裴纵之心里有数,但还是配合地问道:“怎么来的?”
“我问的小奚,他来火车站接的我。”程眠怕他迁怒,说:“你别怪他,是我自己非要来的。”
“我怪他做什么。”裴纵之说:“下次给我打电话,我来接。”
程眠这次是想给他惊喜,不然哪有这么大胆,于是点点头:“好。”
用餐期间两人都很安静。
程眠是真饿了,裴纵之在老宅也没吃什么东西。
吃完饭,程眠去结账,却被裴纵之抢先。
“我有会员卡。”他掏出一张黑色卡片递给服务员:“四舍五入,没花钱。”
程眠:“……”
是他乡下人没见识了。
没想到连面馆都要办会员。
在空调房待久了,刚一出门,程眠就被热浪熏得一个激灵。
时间已经不早,行人都没几个,两人肩并肩,在银杏大道上慢慢走着。
挨得太近,手背不小心碰到,但谁也没拉开距离。
下一秒,程眠被抓住了。
温热的大手强硬地塞进他的指缝里,程眠顿了下,给予回应。
他们十指相扣。
程眠心脏不受控制地猛烈跳动,低头看路上的地砖,两人的影子被路灯拉得老长。
街上的店铺陆续打烊,路过一家甜品店时他随意瞅了眼,然后停住脚步。
“你等我一下。”
“嗯?”裴纵之随着他的视线看过去:“想喝水吗?”
程眠没回答,直接推门进去。
透过玻璃窗,裴纵之看见他在跟店员说话,可惜有陈列窗挡着,看不太真切。
没多久,程眠出来,手里提着一个迷你蛋糕盒和袋子。
裴纵之微微挑眉。
“这次来得匆忙,没有给你订蛋糕。”程眠将手里的盒子提起来给他看,咧唇一笑:“将就下?”
裴纵之跟着笑:“行。”
蛋糕店因为快关门了,店员很大方地送了很多蜡烛,还有一朵新鲜的玫瑰花。
两人找了张休憩椅坐下,蛋糕上敷了一层芋泥,点缀着几颗芒果丁。
程眠插一根蜡烛,点燃后,把蛋糕帽子给裴纵之戴上。
自成年后裴纵之就被戴过这个东西了,于现在的他而言十分陌生,他低着头不敢乱动。
“先唱歌?”
“嗯。”
程眠打着拍子哼起来。
裴纵之被他感染,轻拍着手,附和他。
“许愿吧!”
裴纵之依言闭上眼,双手合十。
蜡烛吹灭后,就该分蛋糕了。
只是两人刚才吃得太饱,实在吃不了更多,于是只浅尝了一点。
程眠笑:“明年给你补个大的,叫上小奚一起,我们热闹下。”
裴纵之捏着那支玫瑰,嗯了一声,垂眼仔细把没吃完的蛋糕重新包装起来。
他脸上表情不多,但整个人却是柔和的。
程眠一抬头,要说的话全卡在喉咙里。
察觉到他的视线,裴纵之疑惑看过来。
“嗯?”轻轻一声,程眠没有任何抵抗力。
他情不自禁,身子往前倾。
接着下巴被捏住了,裴纵之主动凑了过来。
背后商店的招牌闪烁霓虹灯光,绿意盎然的银杏树下,他们静静接吻。
有路人经过,似乎讶异地往他们这边看了两眼。
程眠没去仔细注意,所有的感觉都往一处涌。
分开后,他脸红的不像话。
不过浅尝辄止,却感觉过了好长。
裴纵之提起小蛋糕,道:“回家吧。”
程眠哑声道:“好。”
小区离这不远,没两分钟就到了家。
进了屋,程眠那股劲儿还没过去,现在想来仍觉得不可思议,他竟然干出了这么胆大包天的事。

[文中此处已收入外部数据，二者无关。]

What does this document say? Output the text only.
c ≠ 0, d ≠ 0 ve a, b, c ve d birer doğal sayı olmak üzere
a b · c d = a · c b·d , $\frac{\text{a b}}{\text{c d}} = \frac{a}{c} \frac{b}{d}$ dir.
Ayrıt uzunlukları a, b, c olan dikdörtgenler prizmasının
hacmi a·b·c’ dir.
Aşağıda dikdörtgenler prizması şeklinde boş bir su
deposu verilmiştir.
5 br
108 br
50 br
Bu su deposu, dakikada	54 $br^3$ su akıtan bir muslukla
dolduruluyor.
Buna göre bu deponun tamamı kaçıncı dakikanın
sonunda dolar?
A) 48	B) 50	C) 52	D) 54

或许是因为在公共场合,两人都十分克制,除了唇碰唇,没有任何多余的动作。
裴纵之将蛋糕放进冰箱,转身过来的时候,就看见他在发呆。
他走过去,捏捏他的耳朵。
最近特别喜欢这个动作,小神木身上没几两肉,但耳垂肉感很足,手感特别好。
程眠回神,对上他笑意盈盈的眼。
“傻了?”
“没有。”程眠说:“我去收拾行李。”
“等下。”裴纵之伸出拇指,按住他的嘴角,轻轻一划,擦掉不小心留下的蛋糕屑。
程眠只觉得那一块温度比其他地方都要高。
“好了,去吧。”
裴纵之等了一会儿,却见面前人没动,只是抬头看着他。
屋内的灯光是暖黄色,衬的人特别温柔。
裴纵之没忍住,再次低头亲了亲他的嘴角。
在家里两人便少了顾忌,热烈大胆了许多。
程眠从来不知道,原来谈恋爱是这么让人上头的事情。
还是有些没习惯,每次亲昵都会紧张。
他尝到了银杏树下没尝到的滋味。
比如酒精。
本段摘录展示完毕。